私たちは、地球で生活しながらも、地球の中に行ったこともなければ、core(核)を知らない。

なぜなら、地球の中に入れるときは、地球が止まるときだから…

人も毎日、鏡の前で服を来たり、髭を剃ったり、化粧をするのに、体の中もついでにみてみる?ような事はするだろうか?己の後頭部すら自分で見れない。ましてや、鏡を見ただけで、自分で自己を知ろうとしても、わからないのだから…

 

 地球も人間も、外と内は繋がっている。外側を見れば、内側が見えてくる。

ある研究では、地球の外側の岩石や土を分析すると、地球のCoreは宝石箱から白銀の海を持っているらしい。ただ、人は、そんな単純な存在ではないが、きっと同じように人のblackboxも宝石箱と白銀の海を持っているのだろう…

 

 現代は高速で膨大な情報、物に溢れて、外側は満たされても、反比例するように内側の空虚感や存在しうる人間関係の密度で、境界線がみえるように際立ってくる…

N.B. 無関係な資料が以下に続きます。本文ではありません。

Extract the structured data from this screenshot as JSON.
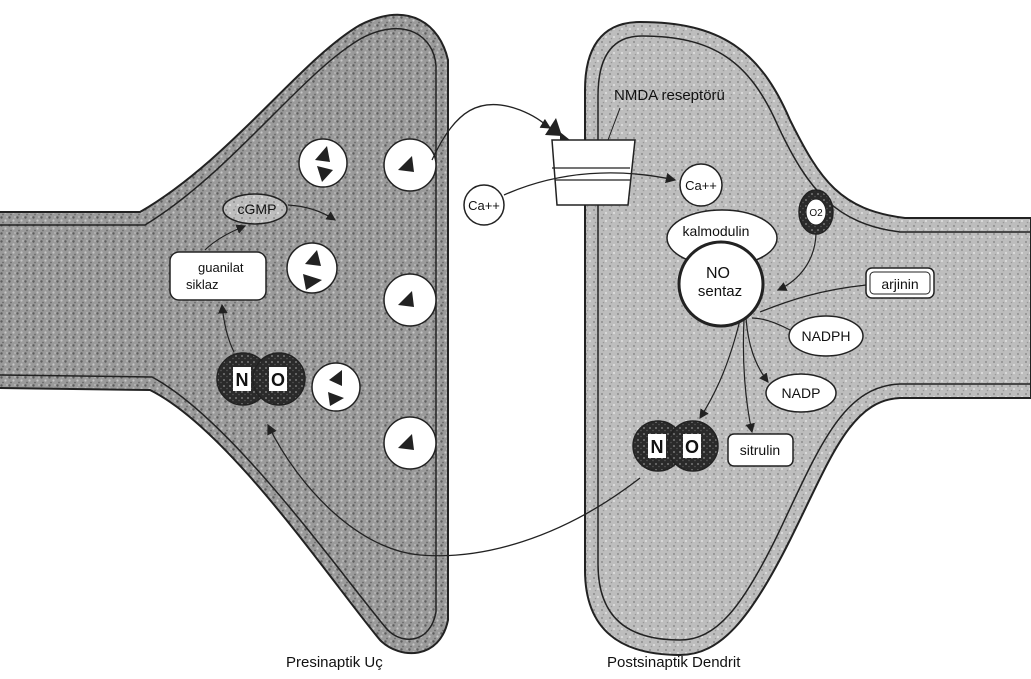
{
  "labels": {
    "nmda_receptor": "NMDA reseptörü",
    "ca_outside": "Ca++",
    "ca_inside": "Ca++",
    "o2": "O2",
    "kalmodulin": "kalmodulin",
    "no_sentaz_line1": "NO",
    "no_sentaz_line2": "sentaz",
    "arjinin": "arjinin",
    "nadph": "NADPH",
    "nadp": "NADP",
    "sitrulin": "sitrulin",
    "cgmp": "cGMP",
    "guanilat_line1": "guanilat",
    "guanilat_line2": "siklaz",
    "no_n": "N",
    "no_o": "O"
  },
  "captions": {
    "presynaptic": "Presinaptik Uç",
    "postsynaptic": "Postsinaptik Dendrit"
  }
}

そこに現代社会の人間の内と外のパノラマやドラマがある。

現代特有の空虚感や空隙を少しでも埋められるものがあれば、そこには究極の感謝と幸福を感じるのだろう。

 

 私たちが日常的に見えている風景、時間、音、距離、境界から何を感じているのか。

空間映像作品として、外が実写映像そのものだとしたら、内は、記憶から広がるパノラマのコラージュや仮想CGの映像表現になり、最終的に平面が球体として、人間のCoreを創造してゆく。